愛護ニュース第612号に記事が掲載されました。


 年頭にあたり、謹んで新年のご挨拶を申し上げます。

 昨年12月8日、青森県東北沖を震源とする震度6強の地震が発生しました。被害に遭われた皆様に心からお見舞い申し上げますとともに、今後も大きな揺れ等にご注意いただきますようお願い申し上げます。

 政府は昨年11月に「防災庁」を発足し、一定基準を満たす福祉避難所を災害対策基本法に基づく「指定福祉避難所」とする方針を示しています。地震に限らず毎年のように多発する自然災害など、福祉施設・事業所には地域における防災拠点としての役割機能が一層求められることになります。本会では今後とも国に対して福祉施設事業所のハード面の整備強化を求めて参ります。

 

 現在、本会を含む障害福祉分野8団体では政府与党に対して、今年度補正予算、次期報酬改定に向けた要望活動を行っております。主な要望事項は、@全産業と遜色ない水準に向けた処遇改善の早急な実施 A報酬への賃金スライド制・物価スライド制の導入 B相談支援事業など処遇改善の対象外となっている事業や職種への処遇改善加算の拡大 C物価高騰対策として、障害者支援施設における食事等の基準費用額並びに補足給付の引き上げ、通所事業所における食事提供体制加算の引き上げ等です。特に報酬については、全産業の賃上げ状況、人事院勧告、最低賃金、物価指数等に連動する仕組みとしていただくよう、3年ごとに実施される報酬改定の在り方について抜本的な見直しを強く要望しています。

 なお、これらの要望に加えて、本会では障害基礎年金の引き上げやグループホームの補足給付額(家賃補助)の引き上げ、暮らしの場の質の向上に向けた基盤整備の拡充等の要望も行っています。

 また、居住支援をめぐる施策については大きな動きがありました。皆さんも関心を寄せられていることと思います。

 障害者支援施設については、令和6年度の障害者総合福祉推進事業「障害者の地域支援も踏まえた障害者支援施設の在り方に係る調査研究」に続き、今年度は厚生労働省において「障害者の地域生活支援も踏まえた障害者支援施設の在り方に係る検討会」が開催され、昨年9月に厚生労働省のホームページに議論のまとめが公表されました。本検討会における主な論点は次の4点です。

 1点目の「利用者の意思・希望の尊重」は、「どこで誰と暮らすか、どこで何をするか」は本人が決めるという意思決定の推進です。2点目の「地域移行の推進」は、障害状況に関わらず施設利用者の誰もが対象となる「本人が選ぶ地域移行」の推進です。3点目の地域移行後の生活を支える「セーフティーネット機能」は、地域での生活が困難になった場合、緊急一時的な施設利用や施設の有する知識、経験、技術を地域へ還元し、災害時における地域の防災拠点となる機能です。これについて本会では、サテライト施設の創設を提案しています。4点目の「入所者への専門的支援や利用者の生活環境の改善」は、強度行動障害のある方や医療的ケアの必要な方への専門的支援、高齢期を迎える約6割の利用者の看取りまでの支援、施設利用者の生活の質に係る「居室の個室化」「暮らしの場と日中活動の場の分離」が明記されました。新たな障害者支援施設のガイドラインと言えるまとめになったと考えています。

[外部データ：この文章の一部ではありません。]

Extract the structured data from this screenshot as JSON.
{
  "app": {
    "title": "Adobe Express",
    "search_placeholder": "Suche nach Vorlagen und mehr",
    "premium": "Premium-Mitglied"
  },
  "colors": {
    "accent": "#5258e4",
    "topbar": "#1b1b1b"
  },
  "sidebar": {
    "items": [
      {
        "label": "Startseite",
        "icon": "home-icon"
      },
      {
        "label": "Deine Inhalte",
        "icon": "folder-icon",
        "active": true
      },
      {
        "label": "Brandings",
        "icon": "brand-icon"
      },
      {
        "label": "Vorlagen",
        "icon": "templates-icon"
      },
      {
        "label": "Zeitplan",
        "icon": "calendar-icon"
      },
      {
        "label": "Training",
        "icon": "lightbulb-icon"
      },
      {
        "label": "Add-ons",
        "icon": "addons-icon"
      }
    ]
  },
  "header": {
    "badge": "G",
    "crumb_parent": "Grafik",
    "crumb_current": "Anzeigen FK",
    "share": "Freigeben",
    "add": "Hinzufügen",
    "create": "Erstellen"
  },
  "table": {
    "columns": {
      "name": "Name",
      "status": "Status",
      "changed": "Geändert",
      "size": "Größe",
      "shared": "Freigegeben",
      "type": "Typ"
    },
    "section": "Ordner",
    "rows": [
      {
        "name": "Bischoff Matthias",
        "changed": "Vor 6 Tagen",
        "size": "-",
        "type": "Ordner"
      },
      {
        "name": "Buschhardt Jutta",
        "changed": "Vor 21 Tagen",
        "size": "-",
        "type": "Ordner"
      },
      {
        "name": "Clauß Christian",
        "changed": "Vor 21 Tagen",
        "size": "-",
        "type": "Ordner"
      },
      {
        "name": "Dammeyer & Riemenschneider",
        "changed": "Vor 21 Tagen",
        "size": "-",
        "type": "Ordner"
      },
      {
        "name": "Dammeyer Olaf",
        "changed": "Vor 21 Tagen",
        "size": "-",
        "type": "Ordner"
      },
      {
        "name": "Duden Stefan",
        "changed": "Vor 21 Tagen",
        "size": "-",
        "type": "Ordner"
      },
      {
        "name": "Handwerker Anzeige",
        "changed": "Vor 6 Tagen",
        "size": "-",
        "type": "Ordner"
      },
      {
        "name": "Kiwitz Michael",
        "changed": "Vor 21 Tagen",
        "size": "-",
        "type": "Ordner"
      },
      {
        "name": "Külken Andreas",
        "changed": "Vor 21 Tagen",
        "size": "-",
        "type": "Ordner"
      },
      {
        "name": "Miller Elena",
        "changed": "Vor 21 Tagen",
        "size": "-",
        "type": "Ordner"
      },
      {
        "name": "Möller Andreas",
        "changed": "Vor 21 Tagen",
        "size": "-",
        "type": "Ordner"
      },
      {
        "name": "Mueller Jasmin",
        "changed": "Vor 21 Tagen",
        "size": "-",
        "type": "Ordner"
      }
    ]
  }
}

 次に、共同生活援助事業においては、今年度中に自己チェックシートも含めた運営や支援に関する新たなガイドラインがまとめられます。運営基準の法令遵守の厳格化、自己チェックシートを活用した自己評価の実施と内容の公表が主な内容です。障害者支援施設と同様に重度高齢化、強度行動障害のある方、医療的ケアが必要な方等、多様な利用者ニーズの変化に伴い、共同生活援助事業を運営する事業者・従事者に対し、利用者の権利擁護を基本としたより質の高い支援が求められています。

 平成元年のグループホームの制度発足から35年が経ち、令和7年の利用者数は20万人を超え、入所施設を大きく上回りました。同時に虐待件数も入所施設を上回っています。改めて障害福祉の基本理念、生活援助事業の目的を理解し、利用者の意思決定支援に基づく支援の質の向上に向けた取り組みが求められています。

 こうした2つのまとめやガイドラインの内容には、本会が昨年3月に厚生労働省に提出した「居住支援の在り方に関する提言」の多くが反映されています。本会としては令和9年度障害福祉サービス等報酬改定や第8期障害福祉計画において具体化されるよう取り組んで参りたいと考えております。

 障害者支援施設、グループホーム、在宅、一人暮らしと、それぞれの形は違っても、そこで暮らす方々が自分らしく豊かに暮らしていると実感できることが大切です。本会が掲げる「本人の望む暮らしの実現」を目指して取り組んで参りましょう。

 結びに、日頃の本会活動へのご理解・ご協力に感謝を申し上げますと共に、本年も一層のご協力をお願いし、年頭のご挨拶といたします。